A set $\{x_1,\dots,x_r\}$ of nonzero elements in an abelian group is independent if, whenver there are integers $m_1,\dots,m_r$ with $\sum_{i=1}^r m_ix_i=0$, then each $m_ix_i=0$.

Let $\{x_1,\dots,x_r\}$ be an independent subset of a $p$-primary abelian group $G$. If $\{z_1,\dots,z_r\}\subset G$, where $pz_i=x_i$ for all $i$, then $\{z_1,\dots,z_r\}$ is independent.

Suppose $\sum k_iz_i=0$. Clearly, $\sum pk_iz_i=0$.
Hence $\sum k_ix_i=0$ and by the assumption $k_ix_i=0$.
Substituting $pz_i=x_i$ we get $pk_iz_i=0$.

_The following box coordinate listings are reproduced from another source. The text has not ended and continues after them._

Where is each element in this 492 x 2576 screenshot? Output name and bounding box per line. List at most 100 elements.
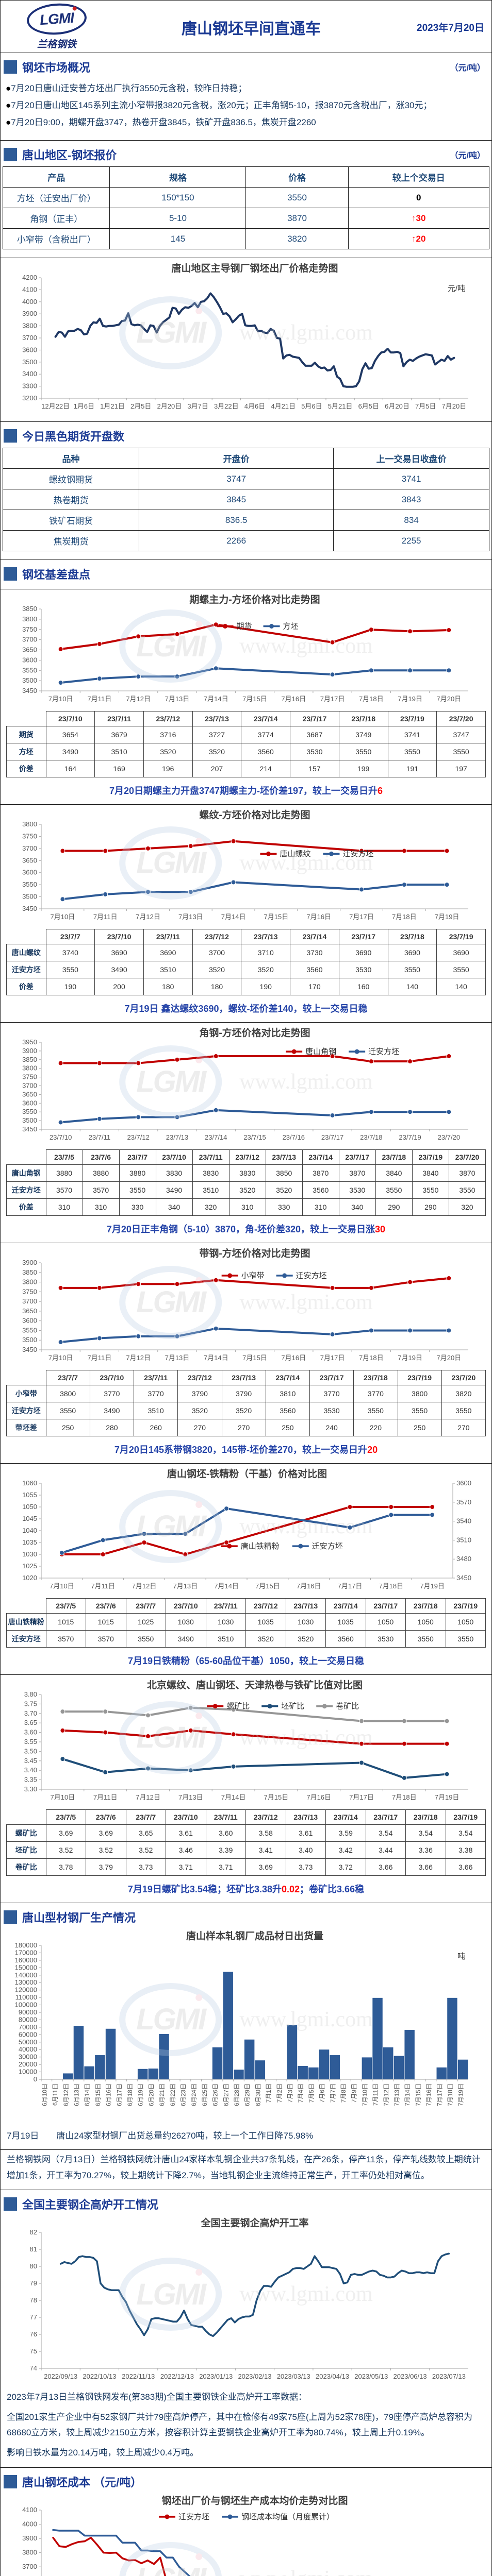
svg-text:3700: 3700 (22, 1082, 37, 1090)
data-point (347, 1504, 353, 1510)
bar (223, 1972, 233, 2080)
column-header: 23/7/5 (45, 1149, 83, 1165)
svg-text:7月9日: 7月9日 (351, 2083, 358, 2103)
svg-text:7月19日: 7月19日 (435, 913, 460, 921)
cell-value: 3830 (228, 1164, 266, 1182)
section-cost: 唐山钢坯成本 （元/吨） 320033003400350036003700380… (1, 2467, 491, 2576)
svg-text:2022/10/13: 2022/10/13 (83, 2372, 116, 2380)
cell-value: 207 (192, 760, 242, 778)
column-header: 价格 (245, 166, 349, 188)
svg-text:3600: 3600 (22, 656, 37, 664)
table-row: 价差 190 200 180 180 190 170 160 140 140 (6, 978, 486, 996)
series-line (61, 1730, 448, 1745)
cell-value: 250 (45, 1419, 90, 1437)
cell-value: 3490 (166, 1630, 206, 1648)
table-header-row: 23/7/7 23/7/10 23/7/11 23/7/12 23/7/13 23/7/1… (7, 929, 486, 945)
svg-text:3900: 3900 (22, 1047, 37, 1055)
corner-cell (7, 1810, 46, 1825)
cell-value: 190 (45, 978, 95, 996)
svg-text:7月17日: 7月17日 (338, 1582, 363, 1590)
angle-vs-billet-table: 23/7/5 23/7/6 23/7/7 23/7/10 23/7/11 23/7/12 2… (1, 1149, 491, 1216)
cell-variety: 焦炭期货 (2, 530, 140, 552)
column-header: 上一交易日收盘价 (333, 448, 489, 469)
cell-product: 小窄带（含税出厂） (2, 228, 110, 250)
cell-value: 3550 (445, 1630, 486, 1648)
table-row: 迁安方坯 3570 3570 3550 3490 3510 3520 3520 3560 3530… (6, 1630, 486, 1648)
column-header: 23/7/20 (436, 711, 486, 727)
svg-text:7月14日: 7月14日 (204, 695, 228, 703)
column-header: 23/7/17 (290, 711, 339, 727)
data-point (347, 1525, 353, 1531)
cell-value: 3510 (143, 961, 193, 979)
svg-text:2023/07/13: 2023/07/13 (432, 2372, 466, 2380)
svg-text:3450: 3450 (456, 1574, 471, 1582)
svg-text:7月5日: 7月5日 (415, 402, 436, 410)
cell-value: 3741 (387, 726, 437, 744)
data-point (359, 1718, 364, 1724)
data-point (446, 628, 452, 633)
page-title: 唐山钢坯早间直通车 (182, 20, 321, 38)
svg-text:23/7/10: 23/7/10 (50, 1133, 72, 1141)
svg-text:6月17日: 6月17日 (116, 2083, 123, 2106)
data-point (145, 1766, 151, 1771)
angle-vs-billet-block: 3450 3500 3550 3600 3650 3700 3750 3800 3850 3900… (1, 1022, 491, 1243)
production-text-1: 7月19日 唐山24家型材钢厂出货总量约26270吨，较上一个工作日降75.98… (1, 2126, 491, 2150)
cell-value: 3.59 (325, 1824, 366, 1842)
cell-value: 3.71 (205, 1858, 246, 1876)
svg-text:1055: 1055 (22, 1491, 37, 1499)
ironpowder-vs-billet-chart: 1020 1025 1030 1035 1040 1045 1050 1055 1060 3450… (6, 1466, 486, 1597)
svg-text:7月16日: 7月16日 (281, 695, 306, 703)
cell-value: 214 (241, 760, 291, 778)
cell-value: 330 (119, 1198, 156, 1216)
svg-text:7月15日: 7月15日 (242, 695, 267, 703)
cell-value: 220 (353, 1419, 398, 1437)
svg-text:带钢-方坯价格对比走势图: 带钢-方坯价格对比走势图 (199, 1247, 310, 1259)
svg-text:唐山角钢: 唐山角钢 (305, 1048, 336, 1057)
section-square-icon (4, 2197, 17, 2211)
svg-text:3450: 3450 (22, 687, 37, 694)
column-header: 23/7/13 (285, 1809, 326, 1825)
column-header: 23/7/11 (205, 1598, 246, 1614)
data-point (368, 1328, 374, 1333)
cell-value: 3520 (221, 1402, 266, 1420)
cell-value: 3560 (325, 1630, 366, 1648)
column-header: 23/7/17 (338, 929, 388, 945)
table-row: 角钢（正丰） 5-10 3870 ↑30 (2, 208, 489, 229)
data-point (231, 1732, 236, 1737)
cell-value: 3550 (387, 961, 437, 979)
svg-text:2022/12/13: 2022/12/13 (160, 2372, 194, 2380)
cell-value: 3.38 (445, 1841, 486, 1859)
data-point (224, 1540, 229, 1546)
cell-value: 196 (143, 760, 193, 778)
svg-text:7月11日: 7月11日 (93, 1793, 118, 1801)
caption-text: 7月20日期螺主力开盘3747期螺主力-坯价差197，较上一交易日升 (109, 786, 378, 796)
caption-text: ；卷矿比3.66稳 (300, 1884, 365, 1895)
data-point (60, 896, 65, 902)
data-point (58, 1060, 63, 1066)
cell-value: 1015 (86, 1613, 126, 1631)
svg-text:1045: 1045 (22, 1515, 37, 1522)
column-header: 开盘价 (139, 448, 334, 469)
svg-text:3500: 3500 (22, 1117, 37, 1125)
cell-value: 3520 (241, 961, 291, 979)
data-point (58, 1285, 63, 1291)
svg-text:6月28日: 6月28日 (233, 2083, 240, 2106)
data-point (96, 1116, 102, 1122)
cell-value: 3.40 (285, 1841, 326, 1859)
svg-text:3.75: 3.75 (24, 1700, 37, 1708)
svg-text:7月20日: 7月20日 (437, 1354, 462, 1362)
data-point (407, 1059, 413, 1064)
cell-value: 3690 (143, 944, 193, 962)
svg-text:4200: 4200 (22, 274, 37, 281)
cell-value: 3550 (436, 743, 486, 761)
data-point (213, 1326, 219, 1332)
table-row: 方坯（迁安出厂价） 150*150 3550 0 (2, 187, 489, 209)
section-header-overview: 钢坯市场概况 （元/吨） (1, 55, 491, 78)
bullet-item: ●7月20日9:00，期螺开盘3747，热卷开盘3845，铁矿开盘836.5，焦… (6, 117, 316, 128)
bar (404, 2030, 415, 2080)
data-point (231, 839, 236, 844)
svg-text:3800: 3800 (22, 615, 37, 623)
cell-value: 191 (387, 760, 437, 778)
data-point (430, 1512, 435, 1518)
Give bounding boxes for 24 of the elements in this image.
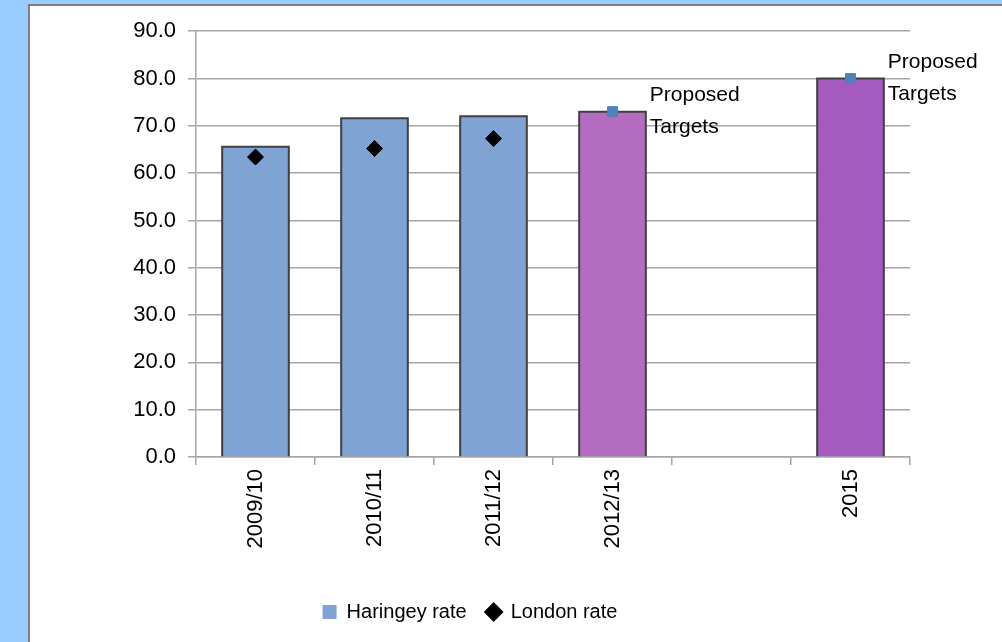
point xyxy=(845,73,856,84)
x-tick-label: 2012/13 xyxy=(598,469,624,549)
point xyxy=(485,130,502,148)
y-tick-label: 90.0 xyxy=(133,17,176,43)
legend-label: Haringey rate xyxy=(346,599,467,622)
x-tick-label: 2011/12 xyxy=(479,469,505,547)
point xyxy=(366,140,383,158)
point xyxy=(607,106,618,118)
x-tick-label: 2010/11 xyxy=(360,469,386,547)
y-tick-label: 60.0 xyxy=(133,159,176,185)
legend-label: London rate xyxy=(510,599,618,622)
point xyxy=(247,148,264,166)
x-tick-label: 2009/10 xyxy=(241,469,267,549)
y-tick-label: 10.0 xyxy=(133,395,176,421)
y-tick-label: 30.0 xyxy=(133,301,176,327)
y-tick-label: 70.0 xyxy=(133,111,176,137)
y-tick-label: 50.0 xyxy=(133,206,176,232)
y-tick-label: 80.0 xyxy=(133,64,176,90)
x-tick-label: 2015 xyxy=(836,469,862,518)
y-tick-label: 40.0 xyxy=(133,253,176,279)
y-tick-label: 0.0 xyxy=(145,443,176,469)
annotation: Proposed Targets xyxy=(649,82,740,138)
annotation: Proposed Targets xyxy=(887,49,978,105)
y-tick-label: 20.0 xyxy=(133,348,176,374)
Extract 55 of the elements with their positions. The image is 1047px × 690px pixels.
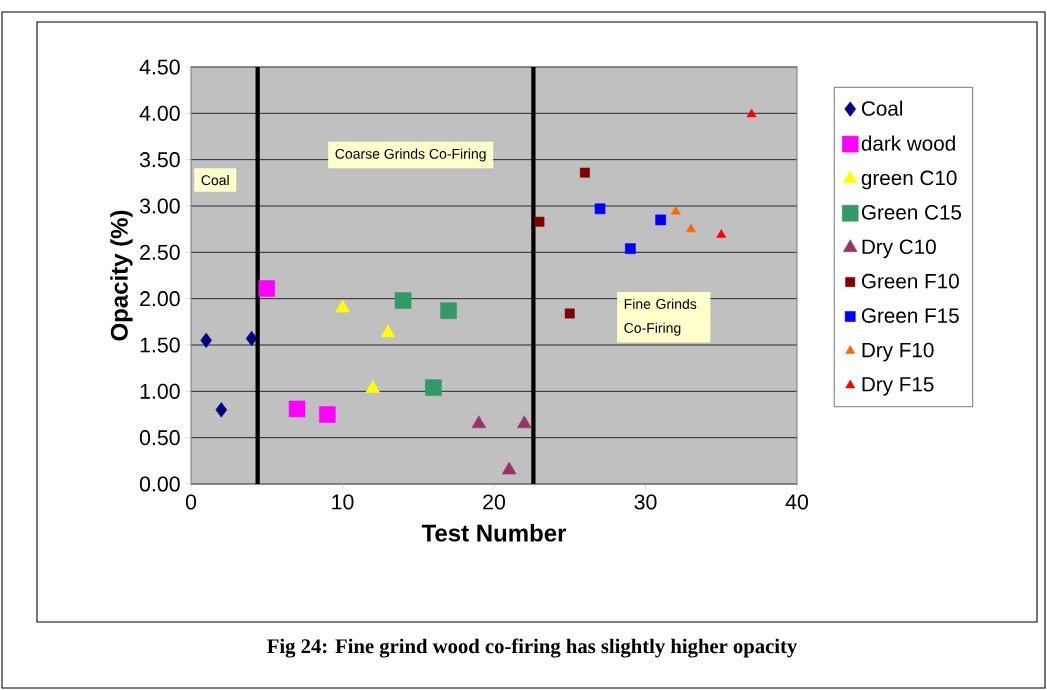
- legend-label: Dry C10: [862, 239, 936, 259]
- point: [440, 302, 457, 319]
- annotation: Fine Grinds Co-Firing: [624, 298, 697, 336]
- point: [288, 400, 306, 418]
- point: [670, 205, 681, 215]
- point: [425, 379, 442, 396]
- point: [319, 406, 336, 423]
- x-tick-label: 0: [185, 494, 197, 510]
- point: [258, 280, 276, 297]
- legend-label: Green F10: [861, 273, 959, 289]
- y-tick-label: 2.50: [140, 244, 180, 260]
- point: [245, 330, 258, 347]
- point: [534, 216, 545, 227]
- y-tick-label: 4.50: [139, 59, 180, 75]
- y-tick-label: 1.50: [140, 337, 180, 353]
- caption: Fig 24: Fine grind wood co-firing has slightly higher opacity: [267, 638, 798, 658]
- point: [215, 402, 228, 418]
- point: [501, 461, 517, 475]
- legend-label: Green F15: [861, 308, 959, 323]
- legend-label: Coal: [861, 100, 903, 116]
- point: [200, 332, 212, 348]
- y-tick-label: 0.00: [139, 476, 180, 492]
- point: [655, 214, 666, 226]
- annotation: Coal: [201, 174, 229, 186]
- point: [716, 229, 727, 238]
- point: [471, 415, 487, 429]
- legend-label: Dry F15: [862, 377, 934, 396]
- x-axis-title: Test Number: [421, 523, 567, 542]
- x-tick-label: 20: [483, 494, 506, 510]
- legend-label: green C10: [861, 170, 957, 190]
- point: [686, 223, 696, 233]
- annotation: Coarse Grinds Co-Firing: [335, 148, 486, 162]
- x-tick-label: 10: [332, 494, 354, 510]
- point: [564, 308, 575, 319]
- y-tick-label: 3.00: [139, 198, 180, 214]
- point: [746, 108, 757, 118]
- y-tick-label: 4.00: [139, 105, 180, 121]
- y-tick-label: 0.50: [139, 430, 180, 446]
- x-tick-label: 30: [634, 494, 657, 510]
- x-tick-label: 40: [785, 494, 809, 510]
- y-tick-label: 3.50: [139, 152, 180, 168]
- legend-label: dark wood: [861, 135, 955, 151]
- point: [335, 299, 350, 313]
- point: [380, 324, 396, 338]
- legend-label: Green C15: [861, 205, 962, 220]
- y-tick-label: 2.00: [140, 291, 180, 307]
- point: [365, 380, 380, 393]
- point: [579, 167, 590, 178]
- point: [625, 243, 636, 254]
- point: [517, 415, 532, 429]
- y-tick-label: 1.00: [140, 383, 180, 399]
- y-axis-title: Opacity (%): [110, 210, 133, 341]
- point: [594, 203, 606, 215]
- point: [394, 292, 412, 309]
- legend-label: Dry F10: [862, 342, 934, 362]
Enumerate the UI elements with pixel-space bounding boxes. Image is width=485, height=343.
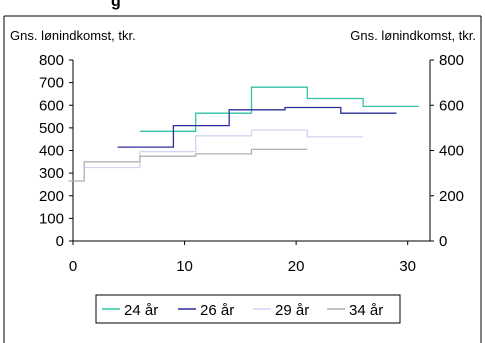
y-tick-left-label: 600: [39, 97, 64, 114]
y-tick-right-label: 600: [439, 97, 464, 114]
y-tick-right-label: 400: [439, 143, 464, 160]
x-axis-tick-labels: 0 10 20 30: [69, 258, 416, 275]
legend-label: 26 år: [200, 302, 234, 319]
x-tick-label: 10: [176, 258, 193, 275]
legend-box: [95, 294, 401, 324]
legend-label: 34 år: [349, 302, 383, 319]
series-layer: [68, 86, 419, 182]
y-tick-left-label: 0: [56, 233, 64, 250]
x-tick-label: 0: [69, 258, 77, 275]
y-axis-title-left: Gns. lønindkomst, tkr.: [10, 28, 136, 43]
left-axis-tick-labels: 0 100 200 300 400 500 600 700 800: [39, 52, 64, 250]
y-tick-left-label: 200: [39, 188, 64, 205]
y-tick-left-label: 700: [39, 75, 64, 92]
legend-label: 24 år: [124, 302, 158, 319]
y-tick-right-label: 200: [439, 188, 464, 205]
caption-fragment: g: [111, 0, 121, 10]
legend: 24 år 26 år 29 år 34 år: [95, 294, 401, 324]
axes: [69, 59, 434, 245]
x-tick-label: 30: [399, 258, 416, 275]
y-tick-left-label: 800: [39, 52, 64, 69]
x-tick-label: 20: [288, 258, 305, 275]
y-tick-left-label: 300: [39, 165, 64, 182]
series-line-2: [117, 106, 397, 148]
right-axis-tick-labels: 0 200 400 600 800: [439, 52, 464, 250]
series-line-1: [139, 86, 419, 132]
y-tick-left-label: 400: [39, 143, 64, 160]
y-tick-left-label: 500: [39, 120, 64, 137]
y-tick-left-label: 100: [39, 210, 64, 227]
series-line-4: [68, 148, 308, 182]
y-tick-right-label: 800: [439, 52, 464, 69]
y-axis-title-right: Gns. lønindkomst, tkr.: [350, 28, 476, 43]
legend-label: 29 år: [275, 302, 309, 319]
y-tick-right-label: 0: [439, 233, 447, 250]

For simplicity, here I write $pkz=0$.
Since $z$ and $x$ are nonzero, assume $|z|=p^m$ where $m\geq2$.
If $p^m \mid k$, we are done. Suppose $p^m\not\mid k$. Note that $p^m\mid pk$.
This means that $p^{m-1}\mid k$. Write $k=lp^{m-1}$ where $(l,p)=1$.
So far I can't get any contradiction to show that $l$ is divisible by $p$.

Answer 1

Good job so far. You reached the conclusion that all the $k_i$s are multiples of $p$ (because $m\ge2$). Now step back and rethink about the relation $$ 0=\sum_i k_iz_i=\sum_i (k_i/p)x_i. $$ What can you conclude now?